Die Mode und der Generationenkonflikt

Ernstes Trio – die Mannequins Ana Cristina, Danielle Browne und Goda Paulavičiūtė vor der Modenschau „MARCO RAMBALDI“ (Bild: Christian Janssen)

Von Christian Janssen — 4. Mai 2019
Schon im Jahre 1785 hatte der deutsche Dichter Matthias Claudius bemerkt: „Wenn Jemand eine Reise thut, / So kann er was verzählen; / Drum nahm ich meinen Stock und Hut, / Und thät das Reisen wählen.“ Reiseerinnerungen und Vorstellungsbilder bewogen nunmehr die Modeschöpferinnen Luisa Beccaria und Lucilla Bonaccorsi zur Prêt‑à‑porter-Kollektion für den Herbst und Winter 2019/2020, welche sie am 21. Februar 2019 im eigenen Mailänder Atelier präsentierten.
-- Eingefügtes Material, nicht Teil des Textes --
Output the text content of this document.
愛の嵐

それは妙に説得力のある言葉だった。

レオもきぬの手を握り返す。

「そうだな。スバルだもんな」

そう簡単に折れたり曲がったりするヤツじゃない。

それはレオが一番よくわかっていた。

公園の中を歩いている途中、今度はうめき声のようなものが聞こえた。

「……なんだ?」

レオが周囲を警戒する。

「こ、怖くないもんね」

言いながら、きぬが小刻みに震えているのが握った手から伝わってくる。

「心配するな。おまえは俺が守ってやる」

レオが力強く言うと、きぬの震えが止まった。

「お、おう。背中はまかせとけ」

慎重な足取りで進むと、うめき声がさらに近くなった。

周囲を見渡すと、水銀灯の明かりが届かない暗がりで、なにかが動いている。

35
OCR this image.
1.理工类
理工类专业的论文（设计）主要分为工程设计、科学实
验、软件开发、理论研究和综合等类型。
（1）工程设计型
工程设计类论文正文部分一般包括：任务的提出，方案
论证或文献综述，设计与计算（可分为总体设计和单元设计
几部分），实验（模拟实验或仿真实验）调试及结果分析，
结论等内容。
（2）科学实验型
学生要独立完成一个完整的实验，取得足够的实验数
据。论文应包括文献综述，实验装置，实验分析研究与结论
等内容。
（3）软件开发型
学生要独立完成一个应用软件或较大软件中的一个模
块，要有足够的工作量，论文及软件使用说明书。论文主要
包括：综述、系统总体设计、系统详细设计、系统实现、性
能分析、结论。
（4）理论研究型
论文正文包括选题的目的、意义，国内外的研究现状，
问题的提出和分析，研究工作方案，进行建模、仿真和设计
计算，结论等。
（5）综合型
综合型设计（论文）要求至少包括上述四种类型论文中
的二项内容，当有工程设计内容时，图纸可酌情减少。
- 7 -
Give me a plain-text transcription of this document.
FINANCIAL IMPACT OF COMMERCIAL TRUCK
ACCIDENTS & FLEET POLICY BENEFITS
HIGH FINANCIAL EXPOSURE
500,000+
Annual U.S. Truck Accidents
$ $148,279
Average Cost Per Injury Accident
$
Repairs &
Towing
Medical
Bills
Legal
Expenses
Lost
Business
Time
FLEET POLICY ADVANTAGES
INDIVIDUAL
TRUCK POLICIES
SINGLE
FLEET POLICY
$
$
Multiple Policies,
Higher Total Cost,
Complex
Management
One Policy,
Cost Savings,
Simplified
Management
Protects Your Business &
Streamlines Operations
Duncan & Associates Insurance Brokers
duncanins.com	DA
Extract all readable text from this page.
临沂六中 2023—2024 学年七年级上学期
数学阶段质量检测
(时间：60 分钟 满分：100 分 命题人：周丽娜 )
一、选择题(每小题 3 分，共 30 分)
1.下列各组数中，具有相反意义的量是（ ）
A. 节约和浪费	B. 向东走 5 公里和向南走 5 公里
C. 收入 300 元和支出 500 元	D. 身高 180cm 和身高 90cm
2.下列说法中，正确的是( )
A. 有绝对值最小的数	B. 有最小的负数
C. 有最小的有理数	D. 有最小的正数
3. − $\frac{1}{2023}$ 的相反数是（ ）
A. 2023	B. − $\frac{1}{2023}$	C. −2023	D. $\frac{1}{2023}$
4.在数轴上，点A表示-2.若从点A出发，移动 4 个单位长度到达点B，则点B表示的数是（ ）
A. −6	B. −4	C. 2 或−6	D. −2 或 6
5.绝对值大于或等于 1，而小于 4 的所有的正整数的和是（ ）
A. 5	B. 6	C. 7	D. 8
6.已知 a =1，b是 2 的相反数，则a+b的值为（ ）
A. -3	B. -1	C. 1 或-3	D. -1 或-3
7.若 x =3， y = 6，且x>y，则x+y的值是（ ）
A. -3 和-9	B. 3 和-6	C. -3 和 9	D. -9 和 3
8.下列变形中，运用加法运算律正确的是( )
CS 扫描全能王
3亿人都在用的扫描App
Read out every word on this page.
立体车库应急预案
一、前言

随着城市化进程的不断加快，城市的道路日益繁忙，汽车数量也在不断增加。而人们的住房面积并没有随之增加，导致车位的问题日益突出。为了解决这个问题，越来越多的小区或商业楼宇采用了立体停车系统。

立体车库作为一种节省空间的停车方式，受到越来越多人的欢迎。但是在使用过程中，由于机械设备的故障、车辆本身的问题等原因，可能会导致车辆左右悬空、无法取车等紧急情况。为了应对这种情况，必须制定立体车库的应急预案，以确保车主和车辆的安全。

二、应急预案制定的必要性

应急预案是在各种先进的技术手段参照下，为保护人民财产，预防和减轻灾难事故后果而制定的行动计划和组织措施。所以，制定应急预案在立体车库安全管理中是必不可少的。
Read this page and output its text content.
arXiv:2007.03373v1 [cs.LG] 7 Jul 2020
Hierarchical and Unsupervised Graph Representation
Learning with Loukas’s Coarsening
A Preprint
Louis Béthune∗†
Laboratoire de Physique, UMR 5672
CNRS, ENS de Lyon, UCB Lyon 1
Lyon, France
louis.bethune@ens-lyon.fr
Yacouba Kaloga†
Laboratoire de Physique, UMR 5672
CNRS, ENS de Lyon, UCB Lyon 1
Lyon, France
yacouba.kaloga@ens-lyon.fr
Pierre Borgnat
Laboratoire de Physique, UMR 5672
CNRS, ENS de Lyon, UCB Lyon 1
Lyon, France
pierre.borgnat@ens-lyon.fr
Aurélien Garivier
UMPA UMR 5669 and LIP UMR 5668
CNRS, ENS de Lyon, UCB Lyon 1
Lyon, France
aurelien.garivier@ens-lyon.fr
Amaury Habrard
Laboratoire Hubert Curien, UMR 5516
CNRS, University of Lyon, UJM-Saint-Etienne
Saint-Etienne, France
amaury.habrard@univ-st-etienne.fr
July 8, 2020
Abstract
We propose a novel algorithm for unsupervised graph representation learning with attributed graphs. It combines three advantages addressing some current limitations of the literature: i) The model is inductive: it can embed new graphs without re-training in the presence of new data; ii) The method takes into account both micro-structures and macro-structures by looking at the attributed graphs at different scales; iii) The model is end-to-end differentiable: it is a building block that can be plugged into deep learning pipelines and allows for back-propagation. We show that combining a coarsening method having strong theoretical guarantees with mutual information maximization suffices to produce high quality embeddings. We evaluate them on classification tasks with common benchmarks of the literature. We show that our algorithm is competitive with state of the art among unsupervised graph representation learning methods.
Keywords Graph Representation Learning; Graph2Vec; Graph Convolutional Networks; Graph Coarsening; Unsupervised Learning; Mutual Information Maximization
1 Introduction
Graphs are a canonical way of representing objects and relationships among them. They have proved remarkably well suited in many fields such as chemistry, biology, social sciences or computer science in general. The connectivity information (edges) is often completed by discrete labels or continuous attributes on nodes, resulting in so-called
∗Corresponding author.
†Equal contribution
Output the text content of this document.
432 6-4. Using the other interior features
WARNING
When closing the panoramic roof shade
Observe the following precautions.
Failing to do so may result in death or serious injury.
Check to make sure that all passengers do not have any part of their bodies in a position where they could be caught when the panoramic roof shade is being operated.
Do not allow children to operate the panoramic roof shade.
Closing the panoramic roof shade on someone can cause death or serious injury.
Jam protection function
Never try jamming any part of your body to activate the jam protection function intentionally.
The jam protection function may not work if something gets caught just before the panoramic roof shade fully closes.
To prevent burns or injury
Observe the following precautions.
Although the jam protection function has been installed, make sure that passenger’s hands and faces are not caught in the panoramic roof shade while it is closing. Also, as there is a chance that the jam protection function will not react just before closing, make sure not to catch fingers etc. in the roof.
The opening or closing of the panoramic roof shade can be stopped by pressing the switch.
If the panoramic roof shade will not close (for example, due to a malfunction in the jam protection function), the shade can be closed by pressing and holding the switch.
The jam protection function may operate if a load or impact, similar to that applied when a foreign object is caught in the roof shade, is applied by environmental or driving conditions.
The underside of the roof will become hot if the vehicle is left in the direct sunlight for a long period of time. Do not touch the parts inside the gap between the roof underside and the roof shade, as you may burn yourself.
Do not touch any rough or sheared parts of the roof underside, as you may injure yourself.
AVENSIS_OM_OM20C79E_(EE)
Unter dem Motto „Fancy journeys“ führte die Reise in englische Gärten und extravagante orientalische Märchen. Gleichsam bis zum Himmel reichende Blüten, Blätter und Zweige als Motive an Blusen, Plisseekleidern und Kleidern in Midilänge ließen eine verträumte Winterlandschaft entstehen. Blumen als Motiv befanden sich auf Tweed, schmückten Tartanmuster, überlappten metallischen Seidenjacquard und dienten als Einlage bei Spitze. Überdies kamen sie mal als Handarbeit in Zigeunerart auf Samte, mal dreidimensional an einem Hosenanzuge aus Brokate und an einer zugehörigen Bluse aus Chiffon vor. Brokat voller Pfingstrosen und bunter Lilien, schwerelos und mit schillerndem Perlglanze, war auch der Stoff für Couturekleider. Die Farbpalette umfaßte Nachtblau, Himmelblau, Krickentengrün, Puderrosa, Malvenrot und Karmesinrot, was in der kühlen Jahreszeit Kunstpelz und leichte Kleidern zum Leuchten bringen sollte. Weitere Materialien waren Kaschmirwolle, Viyella, Tüll und Organdy. Um sich „wie eine Prinzessin“ zu fühlen, galt für alles die Regel: leichte Stoffe, weiche Formen und immer betonte Taillen. Anstecknadeln und Broschen zierten hohe Kunstpelzmützen, während Stiefel übers Knie reichten. Zu jemand zwischen Träumen, Gefühlen, Kunst, Dichtung und exotischen Zielen paßte ein romantischer, femininer Stil; das Geheimnis lag letztlich in der Mischung stilistischer Einflüsse.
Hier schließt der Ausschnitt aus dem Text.